Your priorities should be focused on who you want to treat by identifying your ABC clients, and what procedures you want to do to be most effective and enjoy yourself along the way. The who and what are your priorities, and then you must create a scheduling system that makes sense to your entire staff.

Stephen Covey, in his book, The 7 Habits of Highly Effective People, recalls Aesop's fable, the Goose and the Golden Egg. He uses the story of the farmer who realizes that a goose he purchased laid gold eggs. Day after day the goose would deliver a golden egg. The farmer became so impatient that he cut the goose's neck to get all of the eggs out, but instead he just killed the goose that laid the golden eggs. His impatience and greed got the best of him. Covey compared the eggs to "production" and the goose to "production capability." In other words there are certain procedures that give us the opportunity to be most effective. Covey called these procedures PC or production capability procedures. He advised that we keep the P/PC ratio alive instead of killing it like the farmer.

In dentistry we have two systems that are critical PC procedures. I will discuss them in a coming chapter, Tip 25. Covey, in his excellent time management book, First Things First, uses another strong analogy—Big Rocks. He creates a scenario in which you have a jar, some big rocks, some smaller rocks and pebbles and some water. He then asks if you could fit everything into the jar…where would you start? Obviously, by putting the big rocks in first and the water in last…everything would fit in. The analogy is that your most productive work is the big rocks. Which leads to scheduling.
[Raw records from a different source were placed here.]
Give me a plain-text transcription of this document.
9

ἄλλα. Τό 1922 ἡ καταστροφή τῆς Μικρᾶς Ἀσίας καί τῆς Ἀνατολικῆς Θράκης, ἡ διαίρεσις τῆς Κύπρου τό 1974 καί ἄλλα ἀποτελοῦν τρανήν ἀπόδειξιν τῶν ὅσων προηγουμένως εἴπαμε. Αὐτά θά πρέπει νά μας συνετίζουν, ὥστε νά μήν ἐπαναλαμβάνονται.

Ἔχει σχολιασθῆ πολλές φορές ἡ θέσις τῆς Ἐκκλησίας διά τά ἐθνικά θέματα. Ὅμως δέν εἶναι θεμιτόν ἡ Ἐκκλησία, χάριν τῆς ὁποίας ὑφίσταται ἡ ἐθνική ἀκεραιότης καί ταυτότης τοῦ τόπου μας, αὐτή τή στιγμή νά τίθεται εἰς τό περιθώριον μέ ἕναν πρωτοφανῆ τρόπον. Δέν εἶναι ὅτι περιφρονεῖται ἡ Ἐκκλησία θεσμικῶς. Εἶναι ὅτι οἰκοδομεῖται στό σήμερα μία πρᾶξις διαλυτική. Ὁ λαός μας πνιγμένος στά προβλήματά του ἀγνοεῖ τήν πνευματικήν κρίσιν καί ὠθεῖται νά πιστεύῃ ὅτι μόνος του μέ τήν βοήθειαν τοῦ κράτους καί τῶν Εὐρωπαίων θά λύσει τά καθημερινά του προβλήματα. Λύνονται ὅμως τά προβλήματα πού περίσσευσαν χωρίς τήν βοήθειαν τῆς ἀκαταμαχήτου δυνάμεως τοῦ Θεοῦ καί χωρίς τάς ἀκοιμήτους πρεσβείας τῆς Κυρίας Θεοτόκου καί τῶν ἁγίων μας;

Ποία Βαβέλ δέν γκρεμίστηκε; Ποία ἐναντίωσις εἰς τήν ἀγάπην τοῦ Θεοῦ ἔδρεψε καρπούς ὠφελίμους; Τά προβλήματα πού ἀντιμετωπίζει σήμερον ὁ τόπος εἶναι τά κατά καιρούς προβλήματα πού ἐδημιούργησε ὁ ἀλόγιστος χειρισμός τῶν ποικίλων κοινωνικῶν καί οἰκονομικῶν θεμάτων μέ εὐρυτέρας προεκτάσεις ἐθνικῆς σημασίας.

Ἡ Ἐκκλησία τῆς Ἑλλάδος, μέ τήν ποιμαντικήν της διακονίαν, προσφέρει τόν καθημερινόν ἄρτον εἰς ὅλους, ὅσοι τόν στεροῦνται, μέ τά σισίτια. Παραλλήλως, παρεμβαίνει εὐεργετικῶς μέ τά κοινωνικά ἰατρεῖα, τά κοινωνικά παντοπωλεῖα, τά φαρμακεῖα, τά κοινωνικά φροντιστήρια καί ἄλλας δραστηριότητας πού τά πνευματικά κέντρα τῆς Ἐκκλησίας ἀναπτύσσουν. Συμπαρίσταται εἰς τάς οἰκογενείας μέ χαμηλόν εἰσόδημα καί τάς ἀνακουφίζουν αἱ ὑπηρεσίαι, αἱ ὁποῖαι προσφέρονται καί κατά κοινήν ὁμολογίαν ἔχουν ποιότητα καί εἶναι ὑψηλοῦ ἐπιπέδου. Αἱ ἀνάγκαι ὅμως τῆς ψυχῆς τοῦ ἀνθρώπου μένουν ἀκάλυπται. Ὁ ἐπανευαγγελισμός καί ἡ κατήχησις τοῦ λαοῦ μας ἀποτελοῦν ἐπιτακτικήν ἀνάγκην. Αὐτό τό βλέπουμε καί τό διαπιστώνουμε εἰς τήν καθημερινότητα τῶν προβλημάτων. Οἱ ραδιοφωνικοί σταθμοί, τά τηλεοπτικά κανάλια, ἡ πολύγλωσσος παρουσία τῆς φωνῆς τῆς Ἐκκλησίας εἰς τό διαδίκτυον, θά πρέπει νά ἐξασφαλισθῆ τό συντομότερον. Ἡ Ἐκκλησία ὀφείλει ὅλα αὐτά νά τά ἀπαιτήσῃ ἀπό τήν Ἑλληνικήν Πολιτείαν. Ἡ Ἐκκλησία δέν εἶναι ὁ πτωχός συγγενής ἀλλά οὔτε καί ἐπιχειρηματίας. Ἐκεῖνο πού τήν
I have always used a color-coded system as my main time management tool. The big rocks (or the most productive procedures) are colored in green. We try to fill in the green time first, followed by the PC time, which is yellow. Production capability comes mostly in the form of the examination. We block off our yellow time and fill it in accordingly. That pretty much takes care of production and production capability. But a practice must also make time for less productive procedures (blue time), as well as for emergencies (red time). Blue time is usually at the end of the day, and red time is usually before lunch or at the end of the day if needed.

Hopefully you can see how good time management can put order to your philosophy and make your life much easier.